2.      Hak Atas Tanah  Pasal 16 ayat (1) UU No. 5 Tahun 1960 menyebutkan bahwahak-hak atas tanah yang dimaksud yakni :

1. hak milik

2. hak guna usaha

3. hak guna bangunan

4. hak pakai

5. hak sewa

6. hak membuka tanah

7. hak memungut hasil hutan

8. hak-hak lain yang tidak tergolong dalam hak-hak tersebut diatas yang akan

ditetapkan dengan undang-undang serta hak-hak yang sifatnya sementara. Hak hak yang sifatnya sementara tersebut, adalah hak gadai, hak usaha   bagihasil, hak menumpang dan hak sewa tanah pertanian dikontrol untuk membatasi sifat-sifatnya yang berlawanan dengan Undang-undang ini dan hak-hak tersebut diusahakan hapusnya di dalam waktu yang singkat.

 

  

DAFTAR PUSTAKA

Anonim, Undang-Undang No. 21 Tahun 1997tentangBeaPerolehan Hak AtasTanah dan Bangunan.

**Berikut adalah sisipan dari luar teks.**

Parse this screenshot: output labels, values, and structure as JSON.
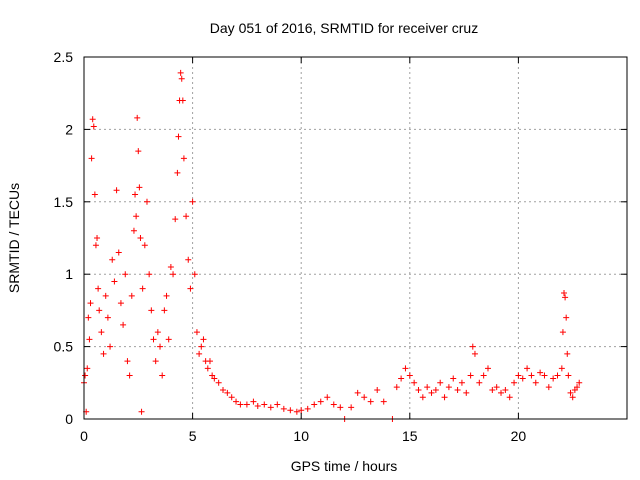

Harsono, Boedi, 1997,Hukum Agraria Indonesia Sejarah Pembentukan Undang-undang Pokok Agraria, hi dan Pelaksanaannya, Djambatan Jakarta..

https://www.slideshare.net/061209/makalah-bea-perolehan-tanah-dan-bangunan

Walijatun, Djoko, 2001, Konsep Dasar Pemikiran Sumber Keuangan diDaerah,B\x\\Q\m Sandi Edisi XV/Maret/2001,

[1]Mardiasmo, 2005, Perpajakan (edisi revisi), Andi Offset, Yogyakarta,h.1.